In our podcast, THC expert and enthusiast Evo Terra, calls many medical marijuana advocates to task for being more interested in getting high than determining efficacy for various conditions.
THC is not without its own side effects (Koby Cohen and Aviv M. Weinstein). There are up to ten per cent who cannot tolerate the “high” and causes them to have reactions from psychosis, paranoia, and dysphoria (all apparently reversible). Often bad side effects are noted among naive users, or those individuals who accidentally inject edibles. This has been noted more among senior citizens, which may occur because those are the individuals likely to have cancer.

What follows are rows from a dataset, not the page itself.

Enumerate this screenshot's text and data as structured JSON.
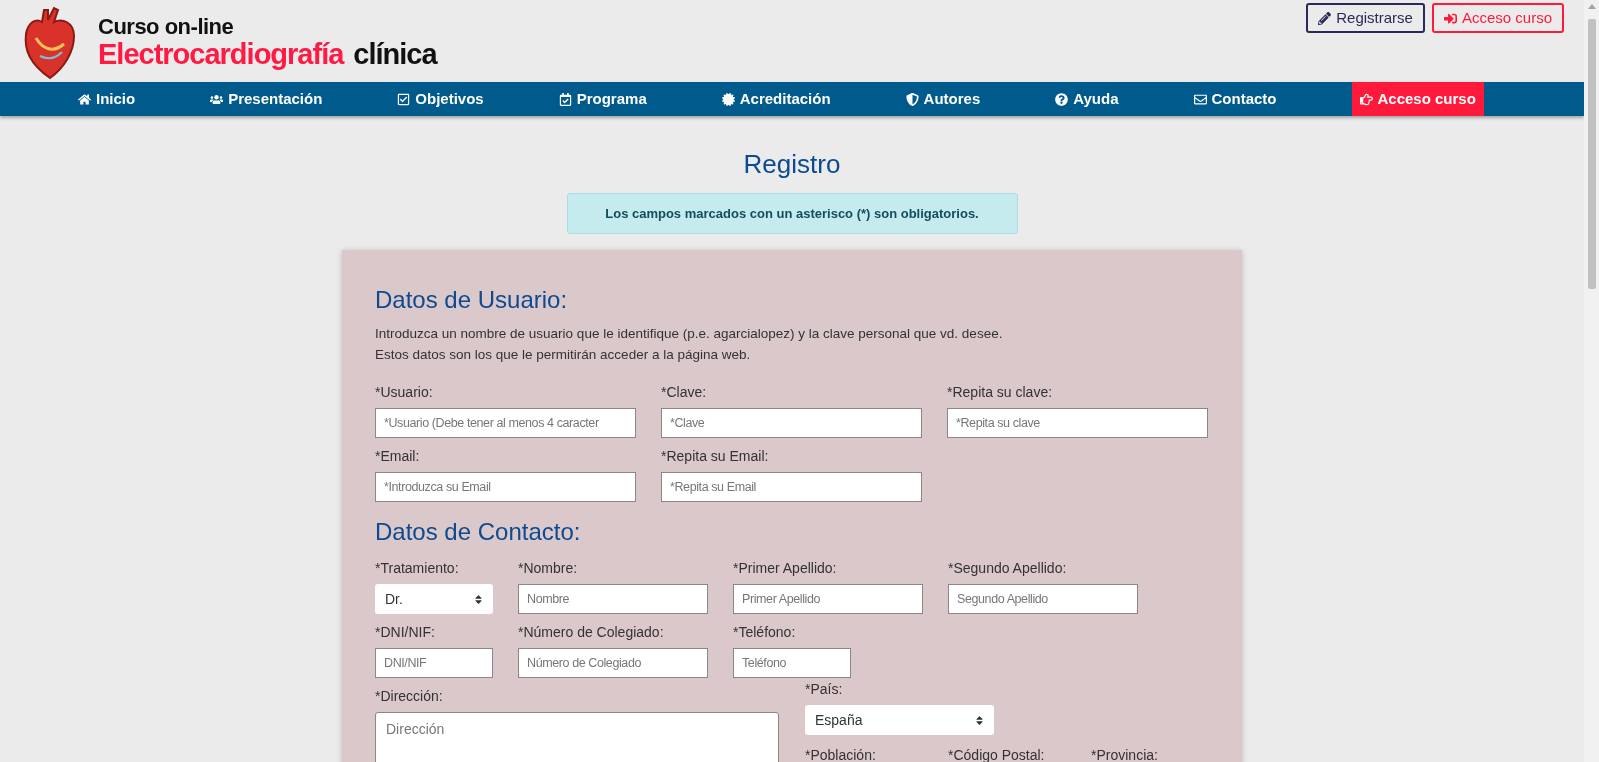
{
  "logo": {
    "line_1": "Curso on-line",
    "line_2_red": "Electrocardiografía",
    "line_2_dark": "clínica"
  },
  "top_buttons": [
    {
      "label": "Registrarse",
      "kind": "outline-dark"
    },
    {
      "label": "Acceso curso",
      "kind": "outline-red"
    }
  ],
  "nav": [
    {
      "label": "Inicio",
      "kind": "link"
    },
    {
      "label": "Presentación",
      "kind": "link"
    },
    {
      "label": "Objetivos",
      "kind": "link"
    },
    {
      "label": "Programa",
      "kind": "link"
    },
    {
      "label": "Acreditación",
      "kind": "link"
    },
    {
      "label": "Autores",
      "kind": "link"
    },
    {
      "label": "Ayuda",
      "kind": "link"
    },
    {
      "label": "Contacto",
      "kind": "link"
    },
    {
      "label": "Acceso curso",
      "kind": "cta"
    }
  ],
  "page_title": "Registro",
  "notice": "Los campos marcados con un asterisco (*) son obligatorios.",
  "user_section": {
    "title": "Datos de Usuario:",
    "intro": [
      "Introduzca un nombre de usuario que le identifique (p.e. agarcialopez) y la clave personal que vd. desee.",
      "Estos datos son los que le permitirán acceder a la página web."
    ],
    "rows": [
      [
        {
          "label": "*Usuario:",
          "placeholder": "*Usuario (Debe tener al menos 4 caracter",
          "kind": "input"
        },
        {
          "label": "*Clave:",
          "placeholder": "*Clave",
          "kind": "input"
        },
        {
          "label": "*Repita su clave:",
          "placeholder": "*Repita su clave",
          "kind": "input"
        }
      ],
      [
        {
          "label": "*Email:",
          "placeholder": "*Introduzca su Email",
          "kind": "input"
        },
        {
          "label": "*Repita su Email:",
          "placeholder": "*Repita su Email",
          "kind": "input"
        }
      ]
    ]
  },
  "contact_section": {
    "title": "Datos de Contacto:",
    "rows": [
      [
        {
          "label": "*Tratamiento:",
          "value": "Dr.",
          "kind": "select"
        },
        {
          "label": "*Nombre:",
          "placeholder": "Nombre",
          "kind": "input"
        },
        {
          "label": "*Primer Apellido:",
          "placeholder": "Primer Apellido",
          "kind": "input"
        },
        {
          "label": "*Segundo Apellido:",
          "placeholder": "Segundo Apellido",
          "kind": "input"
        }
      ],
      [
        {
          "label": "*DNI/NIF:",
          "placeholder": "DNI/NIF",
          "kind": "input"
        },
        {
          "label": "*Número de Colegiado:",
          "placeholder": "Número de Colegiado",
          "kind": "input"
        },
        {
          "label": "*Teléfono:",
          "placeholder": "Teléfono",
          "kind": "input"
        }
      ]
    ],
    "address": {
      "label": "*Dirección:",
      "placeholder": "Dirección"
    },
    "country": {
      "label": "*País:",
      "value": "España"
    },
    "more_labels": [
      "*Población:",
      "*Código Postal:",
      "*Provincia:"
    ]
  }
}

Contrary to what many think – cannabis has been associated with deaths. There have been cardiac deaths from the drug. There have also been an increase in admissions to emergency rooms for synthetic and non-synthetic marijuana. In a six month collection of data there were 2198 presentations to the ER in ten EU countries, and one death from an 18 year old who died from a cardiac arrest (no other drugs were found in the blood test). For that report click here.
While this plant has some known toxicity, there is a clear promise that some new medications can come from it. Of the many variations of the oils from this plant, the ability to purify them and modify them will allow determination of ranges of efficacy, toxicity, and ineffective doses.
Disclaimer: I have never ingested or smoked, recreational or medicinal marijuana. However, since the podcast was produced I did enjoy some hemp seeds on a kale salad. I am on record as being in favor of not only changing the schedule for marijuana, but to legalize recreational marijuana as well as medical marijuana. However, should studies show that this drug might be best placed under schedule for DEA then I would clearly be in favor of that.